Last month Housing Secretary Robert Jenrick announced an extended stay on eviction proceedings in England and Wales until that date, after which eviction proceedings for new and existing cases can continue.

But Jenrick also introduced six-month notice periods until at least 31st March 2021, effectively bringing in a six-month ban.
Nevertheless, the Master of the Rolls has announced the shape of how evictions will work after the stay on proceedings ends.

This is all about prioritisation as the tsunami of old and more recent eviction proceedings descend on the courts.

Evictions that will be given priority include anti-social behaviour and extreme rent arrears of at least 12 months’ rent or at least 25% of a landlords’ total annual income from any source.

Other exceptions include squatters, domestic violence, fraud, deception, illegal sub-letting and abandonment of a property.

The update also reveals that landlords will have to make themselves available for telephone meetings with tenants and their representatives prior to court hearings to ‘prevent the determent of compromise’, and also warns that court capacity during Covid will be about 25% of previous capability.

Accelerated claims

Finally, accelerated Possession Claims issued before 3 August 2020 will require a Reactivation Notice as with all other stayed claims, although court process changes due to Covid will render the ‘accelerated’ bit somewhat meaningless.

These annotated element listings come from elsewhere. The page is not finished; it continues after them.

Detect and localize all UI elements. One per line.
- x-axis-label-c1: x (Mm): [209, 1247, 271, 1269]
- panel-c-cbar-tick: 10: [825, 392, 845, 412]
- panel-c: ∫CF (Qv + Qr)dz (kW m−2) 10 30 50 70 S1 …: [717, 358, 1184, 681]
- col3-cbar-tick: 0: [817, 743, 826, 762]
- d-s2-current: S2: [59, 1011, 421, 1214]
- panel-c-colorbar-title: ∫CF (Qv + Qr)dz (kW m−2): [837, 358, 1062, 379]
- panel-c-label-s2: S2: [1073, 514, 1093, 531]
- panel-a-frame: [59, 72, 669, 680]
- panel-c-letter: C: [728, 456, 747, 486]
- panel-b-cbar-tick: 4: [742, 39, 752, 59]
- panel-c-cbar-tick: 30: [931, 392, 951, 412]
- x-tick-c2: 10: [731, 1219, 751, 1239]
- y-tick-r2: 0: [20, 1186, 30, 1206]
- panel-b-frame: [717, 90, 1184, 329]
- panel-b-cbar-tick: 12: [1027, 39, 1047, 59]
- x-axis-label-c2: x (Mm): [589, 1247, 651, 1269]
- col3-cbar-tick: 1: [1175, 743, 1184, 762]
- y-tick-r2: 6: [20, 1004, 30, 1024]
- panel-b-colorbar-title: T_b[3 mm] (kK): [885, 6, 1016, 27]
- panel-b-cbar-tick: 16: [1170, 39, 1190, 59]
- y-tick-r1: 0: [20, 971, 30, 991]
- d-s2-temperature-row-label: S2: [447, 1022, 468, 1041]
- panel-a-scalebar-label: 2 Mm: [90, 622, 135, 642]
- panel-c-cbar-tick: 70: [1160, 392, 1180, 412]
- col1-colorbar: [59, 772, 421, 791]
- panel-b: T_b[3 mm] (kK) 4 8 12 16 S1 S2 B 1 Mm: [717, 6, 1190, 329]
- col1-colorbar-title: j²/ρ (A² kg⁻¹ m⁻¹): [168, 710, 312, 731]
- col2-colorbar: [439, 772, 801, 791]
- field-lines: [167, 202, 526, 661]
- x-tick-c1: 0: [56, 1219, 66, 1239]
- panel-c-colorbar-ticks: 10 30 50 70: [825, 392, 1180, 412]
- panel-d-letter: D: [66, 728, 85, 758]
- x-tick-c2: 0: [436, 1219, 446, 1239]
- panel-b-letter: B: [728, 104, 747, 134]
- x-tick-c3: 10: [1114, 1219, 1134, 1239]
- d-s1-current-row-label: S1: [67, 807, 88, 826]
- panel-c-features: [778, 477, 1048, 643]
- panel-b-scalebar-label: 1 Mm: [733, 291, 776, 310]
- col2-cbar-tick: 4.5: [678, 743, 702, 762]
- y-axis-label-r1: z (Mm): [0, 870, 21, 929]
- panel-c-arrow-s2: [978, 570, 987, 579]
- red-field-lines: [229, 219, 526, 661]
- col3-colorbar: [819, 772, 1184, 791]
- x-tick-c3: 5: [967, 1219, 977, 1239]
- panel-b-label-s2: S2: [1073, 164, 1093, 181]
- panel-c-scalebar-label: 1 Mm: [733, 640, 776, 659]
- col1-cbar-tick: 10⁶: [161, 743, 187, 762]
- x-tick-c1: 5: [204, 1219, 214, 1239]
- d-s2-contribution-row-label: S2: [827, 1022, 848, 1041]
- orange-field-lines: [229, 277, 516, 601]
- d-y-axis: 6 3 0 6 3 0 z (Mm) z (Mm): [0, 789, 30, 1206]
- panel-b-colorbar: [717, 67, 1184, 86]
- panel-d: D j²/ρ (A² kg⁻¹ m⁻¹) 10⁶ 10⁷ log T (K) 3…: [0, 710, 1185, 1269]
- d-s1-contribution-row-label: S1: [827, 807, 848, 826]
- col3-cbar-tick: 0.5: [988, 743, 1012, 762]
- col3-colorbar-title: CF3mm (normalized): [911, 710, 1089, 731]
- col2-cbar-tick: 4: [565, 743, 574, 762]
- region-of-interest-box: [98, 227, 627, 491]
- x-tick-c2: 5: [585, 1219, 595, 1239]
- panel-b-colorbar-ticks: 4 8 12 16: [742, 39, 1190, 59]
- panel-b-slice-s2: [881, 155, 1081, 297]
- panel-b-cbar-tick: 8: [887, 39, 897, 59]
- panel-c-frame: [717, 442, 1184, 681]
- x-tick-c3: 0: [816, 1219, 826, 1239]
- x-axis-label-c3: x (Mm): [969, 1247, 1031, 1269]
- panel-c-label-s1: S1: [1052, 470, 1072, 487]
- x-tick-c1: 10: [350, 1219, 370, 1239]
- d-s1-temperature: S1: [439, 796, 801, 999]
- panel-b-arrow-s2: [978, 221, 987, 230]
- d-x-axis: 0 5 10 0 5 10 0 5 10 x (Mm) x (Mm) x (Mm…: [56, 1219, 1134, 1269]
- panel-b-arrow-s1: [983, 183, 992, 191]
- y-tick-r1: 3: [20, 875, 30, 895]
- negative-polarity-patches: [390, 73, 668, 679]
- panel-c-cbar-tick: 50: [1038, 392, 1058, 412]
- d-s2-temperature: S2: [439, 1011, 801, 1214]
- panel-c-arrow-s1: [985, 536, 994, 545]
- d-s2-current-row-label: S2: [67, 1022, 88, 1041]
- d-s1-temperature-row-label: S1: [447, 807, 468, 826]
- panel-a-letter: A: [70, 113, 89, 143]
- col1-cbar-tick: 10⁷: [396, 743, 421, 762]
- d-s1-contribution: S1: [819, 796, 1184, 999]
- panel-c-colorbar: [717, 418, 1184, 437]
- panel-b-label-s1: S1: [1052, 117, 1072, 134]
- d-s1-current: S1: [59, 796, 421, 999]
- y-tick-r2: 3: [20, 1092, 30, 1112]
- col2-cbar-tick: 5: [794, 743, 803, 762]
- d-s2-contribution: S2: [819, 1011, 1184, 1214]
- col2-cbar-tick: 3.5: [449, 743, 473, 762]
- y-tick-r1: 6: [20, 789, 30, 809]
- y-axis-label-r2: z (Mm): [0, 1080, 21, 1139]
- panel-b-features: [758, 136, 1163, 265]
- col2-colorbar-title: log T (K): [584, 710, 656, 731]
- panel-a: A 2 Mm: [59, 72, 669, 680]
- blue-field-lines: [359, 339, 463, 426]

Away from the courts, the government has published updated versions of the Reactivation Notices that it is asking landlords and tenants to complete and lodge with a court before old cases can be re-started, and which must be sent before 4pm on 24 January 2021 to be valid, the guidance says.

But lawyer Giles Peaker says this date is “not necessarily the case. Any possession claim with a hearing already listed requires a reactivation notice to be filed and served at least 42 days before the hearing, according to Practice Direction 55C 2.5.”

More clarification is expected in the coming days as the September 21 deadline looms, but is expected to include a Pre-Action Plan pack from the NRLA setting out the ‘nine gold rules’ plus four sets of new guidance from the MHCLG and more advice from HMCTS.